Needle borne transmission can occur in three patterns:
  • from patient to patient.
  • from patient to health care personnel.
  • from health care personnel to patient.
It is most unfortunate, if a person with a mild disease or accident gets infected with an incurable fatal disease as he seeks cure in a medical set up.
A person can get infected through a needle stick if the syringe is pre-contaminated.
This occurs when the syringe is reused.
A medical device, if has to be re-used needs to be sterilized by:
-physical agents like UV.
-Chemical agents with their specified time of contact. Eg.: ETO, xydex.
Estimated percutaneous injuries as per Center for Control of Diseases from different type of sharps are given below :
  • Winged steel needle -13%
  • Hypodermic needle – 29%
  • IV styllet - 6%
  • Phlebotomy needle – 4 %
  • Suture needle -15 %
  • Other hollow bore needle -10 %
  • Other sharp – 6%
  • Glass - 17%
Maximum disease transmission occurs at rooms where there is need for quick actions.
• emergency departments
• Labor rooms
Here without realizing that the device is once used, it may be reused under pressure of emergency.
Even if the mistake is identified immediately, the correction of the mistake is not easy

Infected Vails

Infected vials are a new concern in injection safety when multi dose vials are being used.

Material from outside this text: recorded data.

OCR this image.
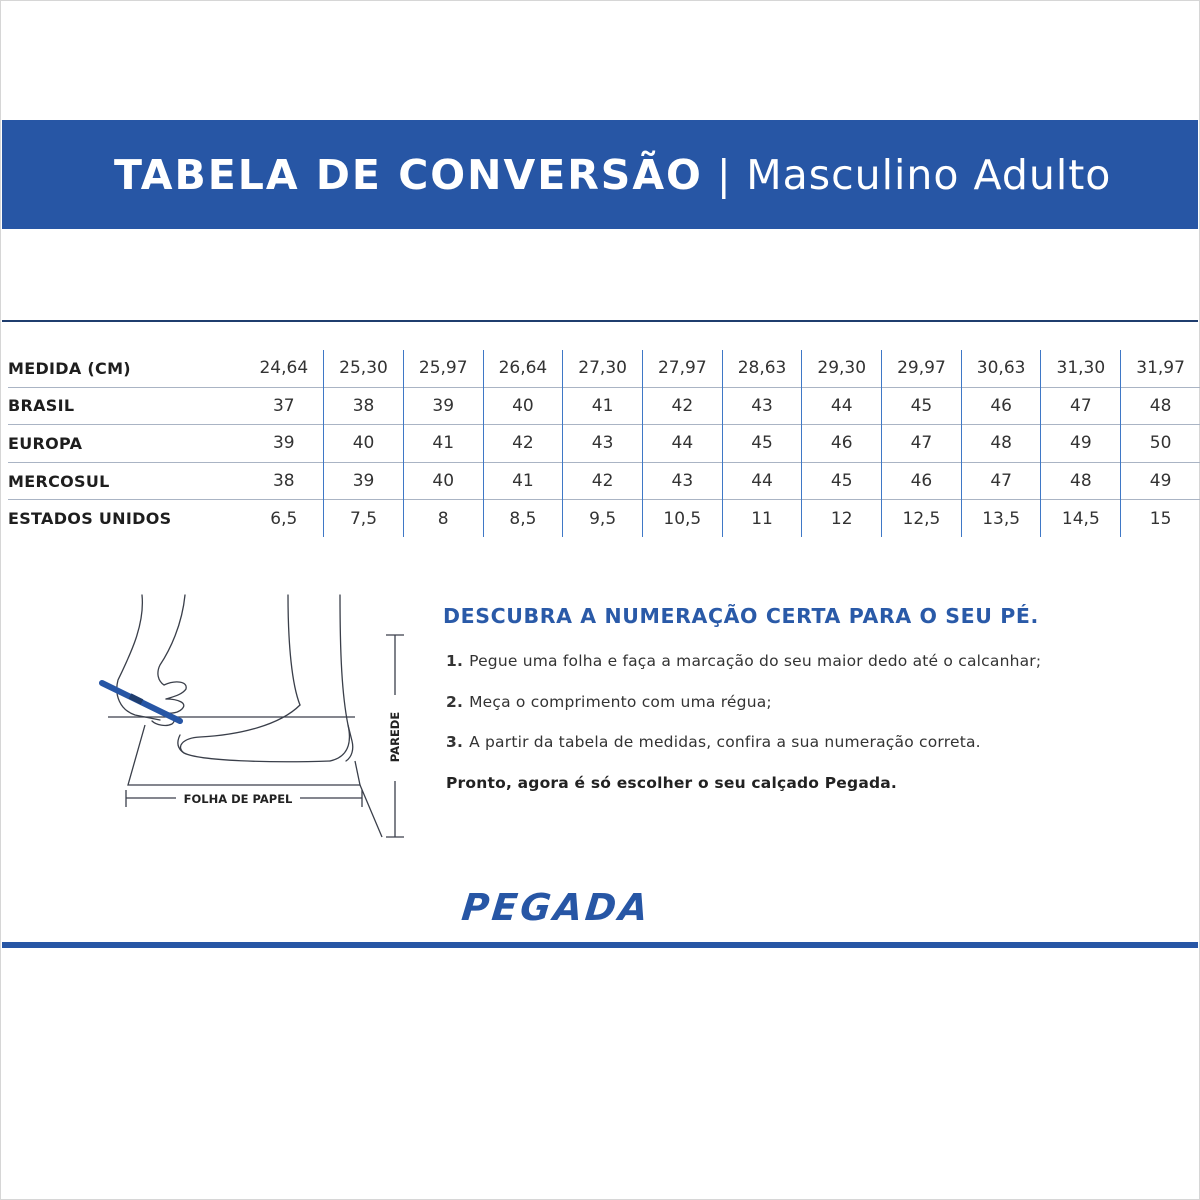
TABELA DE CONVERSÃO | Masculino Adulto
MEDIDA (CM)	24,64	25,30	25,97	26,64	27,30	27,97	28,63	29,30	29,97	30,63	31,30	31,97
BRASIL	37	38	39	40	41	42	43	44	45	46	47	48
EUROPA	39	40	41	42	43	44	45	46	47	48	49	50
MERCOSUL	38	39	40	41	42	43	44	45	46	47	48	49
ESTADOS UNIDOS	6,5	7,5	8	8,5	9,5	10,5	11	12	12,5	13,5	14,5	15
FOLHA DE PAPEL
PAREDE
DESCUBRA A NUMERAÇÃO CERTA PARA O SEU PÉ.
1. Pegue uma folha e faça a marcação do seu maior dedo até o calcanhar;
2. Meça o comprimento com uma régua;
3. A partir da tabela de medidas, confira a sua numeração correta.
Pronto, agora é só escolher o seu calçado Pegada.
PEGADA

If any patient’s blood contaminated with a transmissible disease is accidently injected to this vials, by a reused syringe or needle the whole vial become a sourced of injection. Following this irrespective of the usage of fresh or old needle this transmits the disease agent in it to all the following injections. If this vial is further contaminated by another contaminated syringe or needle, both these diseases can be transmitted to the recipients in every following injection.

Multi-dose medications should be:
  • Dedicated single-patient to single patient, whenever possible
  • Entered only with sterile needle and sterile isyringe
  • Dated upon initial entry and discarded within 28 days of opening or according to manufacturer’s instructions
  • Discarded if sterility is compromised
Multi-dose medications should not be kept in the immediate patient treatment area.